– Знаешь, вот сейчас я думаю, если не увижу тебя больше, так уж лучше в петлю. А потом, когда мы не вместе, думаю: совсем я спятил… нельзя так больше.
Пауза. Рука Жорж тихонько гладит широкие запястья Гавейна – они так умиляют ее всегда. От прикосновения к волоскам ладонь чуть покалывает, как от электричества, удивительно приятно.
– Я так тебя хочу, неужто это никогда не кончится? – произносит он почти шепотом.
Некоторое время оба молчат, наслаждаясь закатным часом, свободой, подарком, который они себе преподнесли. Слова еще не ранят: у них впереди несколько дней и несколько ночей, океан нежности, в котором затерялось их суденышко.
– А знаешь, что нужно сделать, чтобы это кончилось? – вдруг спрашивает Жорж.
Гавейн с наивным видом поднимает левую бровь.
– Жить вместе, все время. Очень скоро я начну раздражать тебя, ты будешь злиться…
– Ты всегда так говоришь, – обижается Гавейн. – А я вот наверняка знаю, что любил бы тебя всю жизнь. Иначе давно бы от тебя отделался, – добавляет он без улыбки. – Ты же знаешь, нет мне счастья. Нехорошо я поступаю с Мари-Жозе. Никогда не привыкну. И поделать ничего не могу. Если б можно, я б развелся.

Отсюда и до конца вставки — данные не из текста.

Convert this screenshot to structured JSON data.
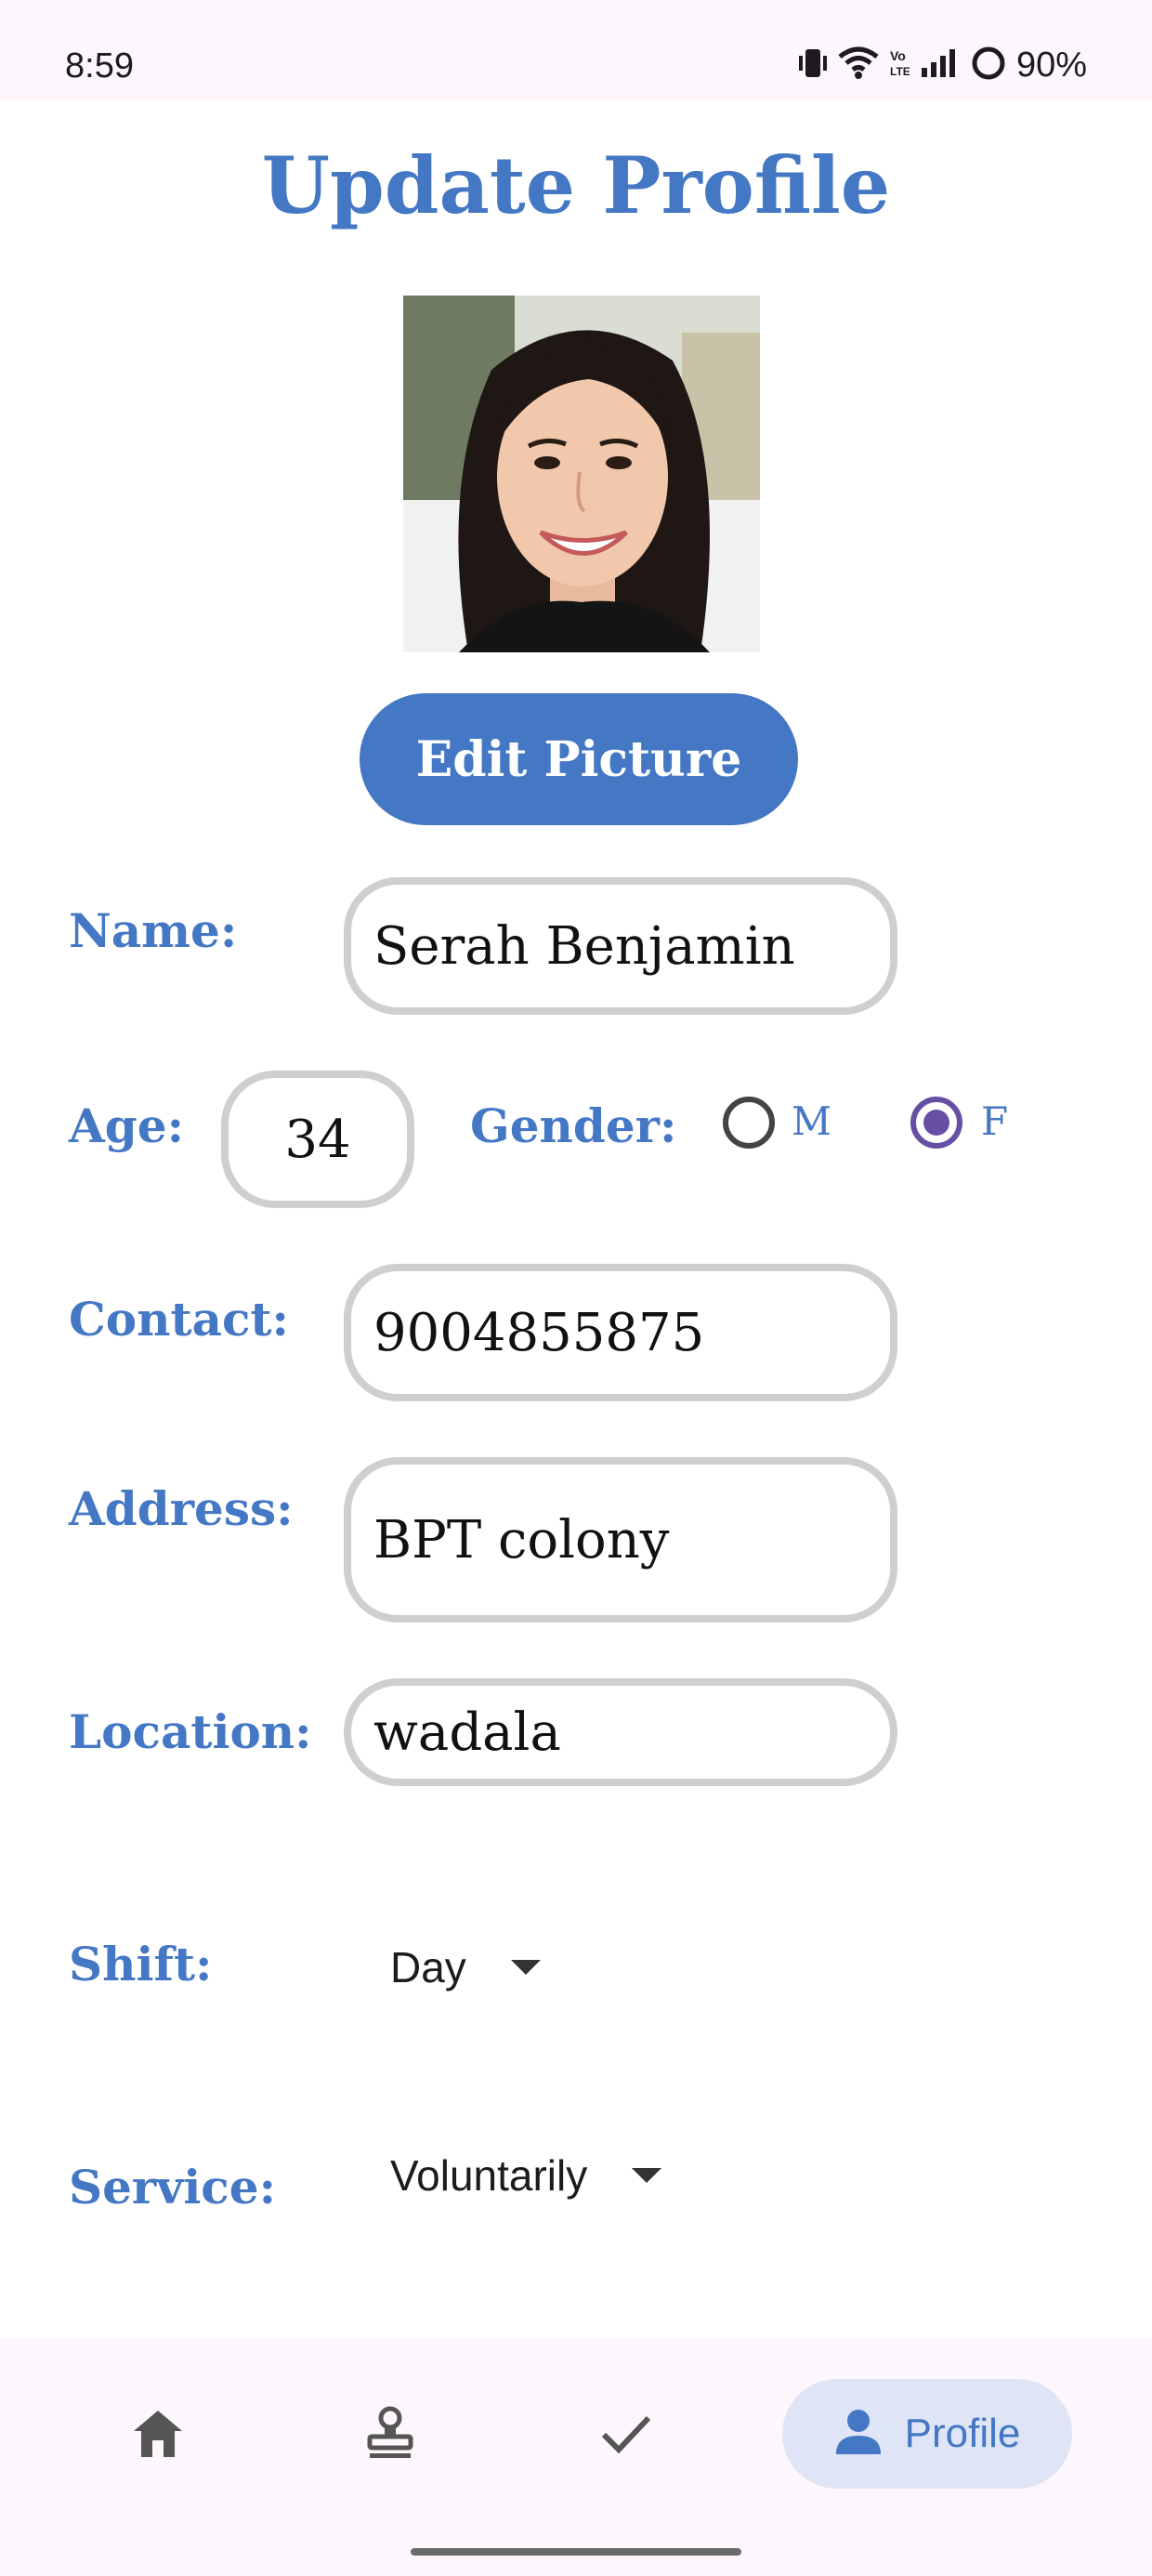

Жорж улыбается с нежностью: вечно он не в ладах с сослагательным наклонением. Но сейчас не время объяснять ему, что после «если» нужно употреблять «можно было», хоть речь идет и не о прошедшем. Надоело без конца его поправлять, слишком много мелочей действуют ей на нервы. Она слышать не может его словечек «танцулька», «шлендрать», «дыра», «псина», не выносит, когда он называет свой корабль «посудиной». Но почему? – недоумевает он. Не понимает, и все тут, почему нельзя сказать «шлендрал». Вот она – драма сословий, социальных предрассудков и культурного уровня: такое не объяснишь.
– Да я же знаю, это тебя от меня начнет воротить, – продолжает Гавейн мягко и спокойно. – Знаю, что я тебе не ровня, только вот чудно, мне это без разницы. И мне нравится, когда ты меня поправляешь. Что ж тут поделаешь, такая у тебя работа. Вот ты, к примеру, научила меня путешествовать, видеть всякое такое, чего я раньше не замечал. Мы-то, знаешь, не даем себе роздыху. Едва помним, что вообще живем.

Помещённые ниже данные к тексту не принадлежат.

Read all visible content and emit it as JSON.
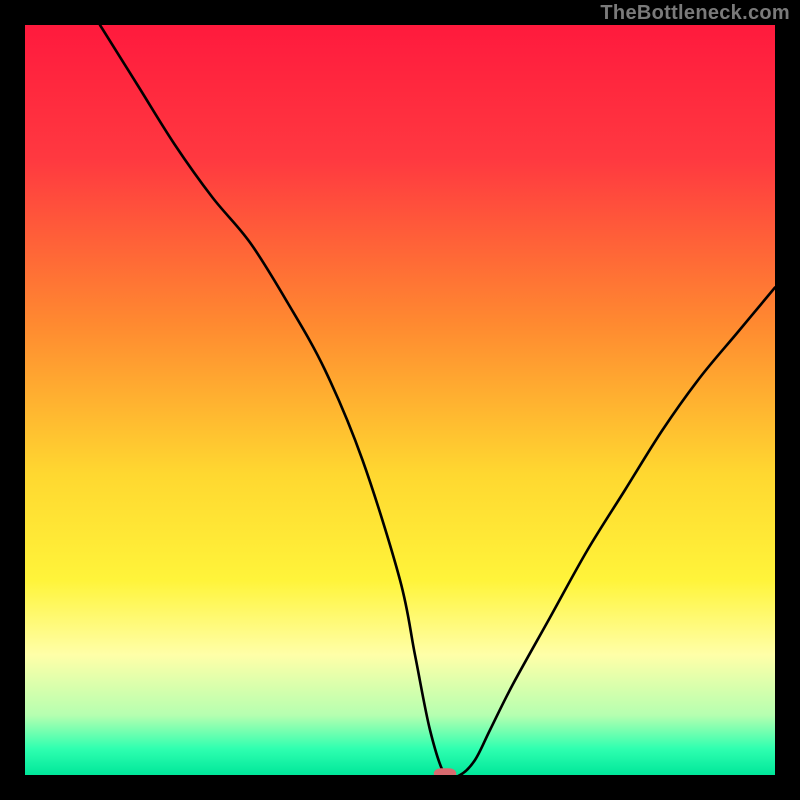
{
  "watermark": "TheBottleneck.com",
  "chart_data": {
    "type": "line",
    "title": "",
    "xlabel": "",
    "ylabel": "",
    "xlim": [
      0,
      100
    ],
    "ylim": [
      0,
      100
    ],
    "grid": false,
    "background_gradient": {
      "stops": [
        {
          "offset": 0.0,
          "color": "#ff1a3d"
        },
        {
          "offset": 0.18,
          "color": "#ff3940"
        },
        {
          "offset": 0.4,
          "color": "#ff8a30"
        },
        {
          "offset": 0.6,
          "color": "#ffd830"
        },
        {
          "offset": 0.74,
          "color": "#fff43a"
        },
        {
          "offset": 0.84,
          "color": "#ffffa8"
        },
        {
          "offset": 0.92,
          "color": "#b6ffb0"
        },
        {
          "offset": 0.965,
          "color": "#2fffb0"
        },
        {
          "offset": 1.0,
          "color": "#00e79a"
        }
      ]
    },
    "series": [
      {
        "name": "bottleneck-curve",
        "x": [
          10,
          15,
          20,
          25,
          30,
          35,
          40,
          45,
          50,
          52,
          54,
          56,
          58,
          60,
          62,
          65,
          70,
          75,
          80,
          85,
          90,
          95,
          100
        ],
        "y": [
          100,
          92,
          84,
          77,
          71,
          63,
          54,
          42,
          26,
          16,
          6,
          0,
          0,
          2,
          6,
          12,
          21,
          30,
          38,
          46,
          53,
          59,
          65
        ]
      }
    ],
    "marker": {
      "name": "optimal-point",
      "x": 56,
      "y": 0,
      "color": "#d76a6f"
    }
  }
}
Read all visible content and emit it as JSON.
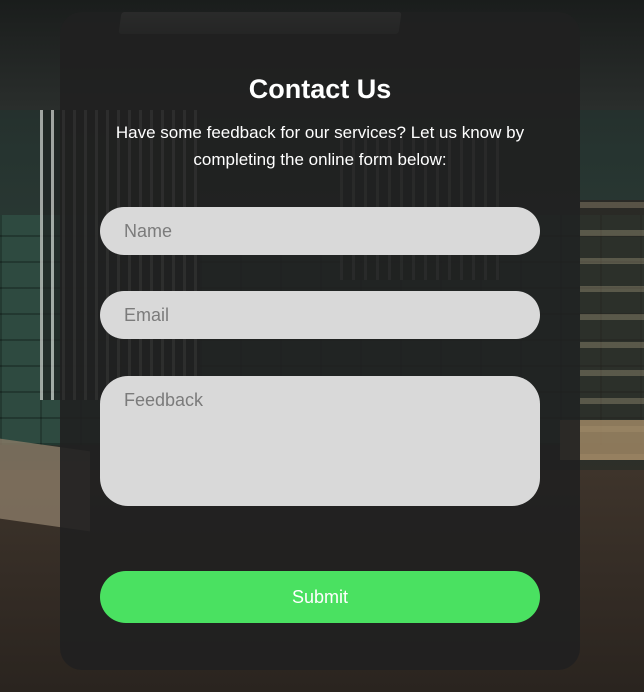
{
  "form": {
    "title": "Contact Us",
    "subtitle": "Have some feedback for our services? Let us know by completing the online form below:",
    "name_placeholder": "Name",
    "email_placeholder": "Email",
    "feedback_placeholder": "Feedback",
    "submit_label": "Submit"
  },
  "colors": {
    "card_background": "#202020",
    "input_background": "#d9d9d9",
    "submit_background": "#4ae161",
    "text": "#ffffff"
  }
}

– Это правда, Лозерек. Кстати, о том, что мы живем… довожу до твоего сведения, что мы уже пять часов не занимались любовью. Ты, надеюсь, не заболел?
Гавейн хохочет – слишком громко, как все мужчины, что живут среди мужчин. Оба знают, что вместе им не быть, и единственное противоядие от этой мысли – смех. И еще некоторая толика грубости. Гавейну нравится, что Жорж порой бывает грубовата. Это делает ее более земной, более близкой. А то иногда она такая чужая ему…

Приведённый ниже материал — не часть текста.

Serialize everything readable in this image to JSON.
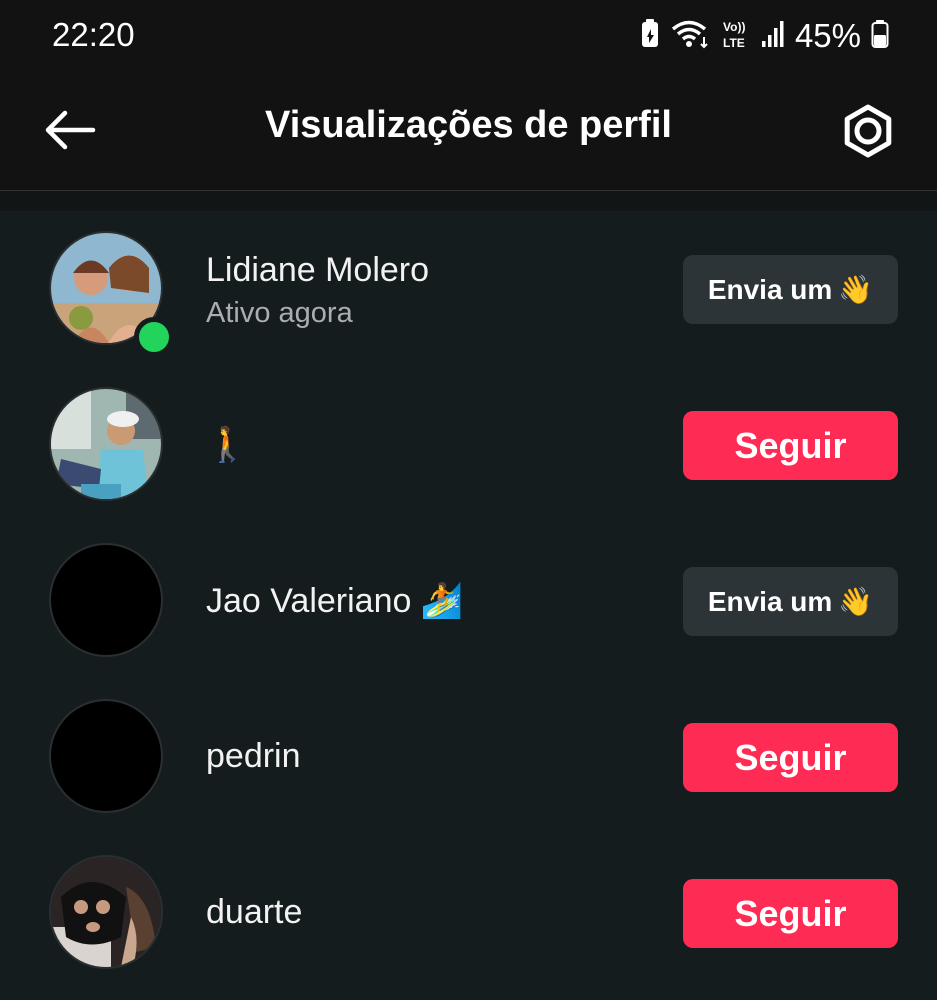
{
  "status_bar": {
    "time": "22:20",
    "battery_percent": "45%"
  },
  "header": {
    "title": "Visualizações de perfil"
  },
  "list": {
    "rows": [
      {
        "name": "Lidiane Molero",
        "subtitle": "Ativo agora",
        "online": true,
        "action": "Envia um",
        "action_type": "wave"
      },
      {
        "name": "🚶",
        "subtitle": "",
        "online": false,
        "action": "Seguir",
        "action_type": "follow"
      },
      {
        "name": "Jao Valeriano 🏄",
        "subtitle": "",
        "online": false,
        "action": "Envia um",
        "action_type": "wave"
      },
      {
        "name": "pedrin",
        "subtitle": "",
        "online": false,
        "action": "Seguir",
        "action_type": "follow"
      },
      {
        "name": "duarte",
        "subtitle": "",
        "online": false,
        "action": "Seguir",
        "action_type": "follow"
      }
    ]
  },
  "colors": {
    "follow": "#fe2c55",
    "wave_button": "#2d3437",
    "online": "#22d35c",
    "background": "#141c1e",
    "bar": "#121212"
  },
  "icons": {
    "back": "arrow-left-icon",
    "settings": "gear-icon",
    "wave": "waving-hand-icon"
  }
}
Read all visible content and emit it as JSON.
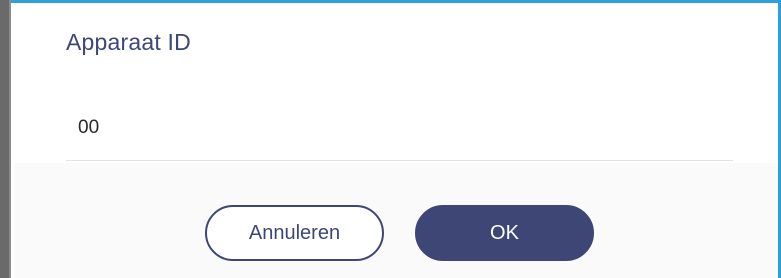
{
  "dialog": {
    "title": "Apparaat ID",
    "field_value": "00",
    "cancel_label": "Annuleren",
    "ok_label": "OK"
  },
  "colors": {
    "accent": "#3d4675",
    "frame_highlight": "#2e9fd8",
    "divider": "#e3e3e3"
  }
}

– Ну так как насчет… дать себе роздых и пожить немножко? – Он смотрит на нее искоса, заранее уверенный в ответе.
– Ты чудовище! – стонет Жорж. – И всегда-то мене от тебя достается, мене, мене-е…
– Ты мене за кого держишь? И как это ты говоришь: мене? Я-то думал, что давно уж избавился от бретонского акцента.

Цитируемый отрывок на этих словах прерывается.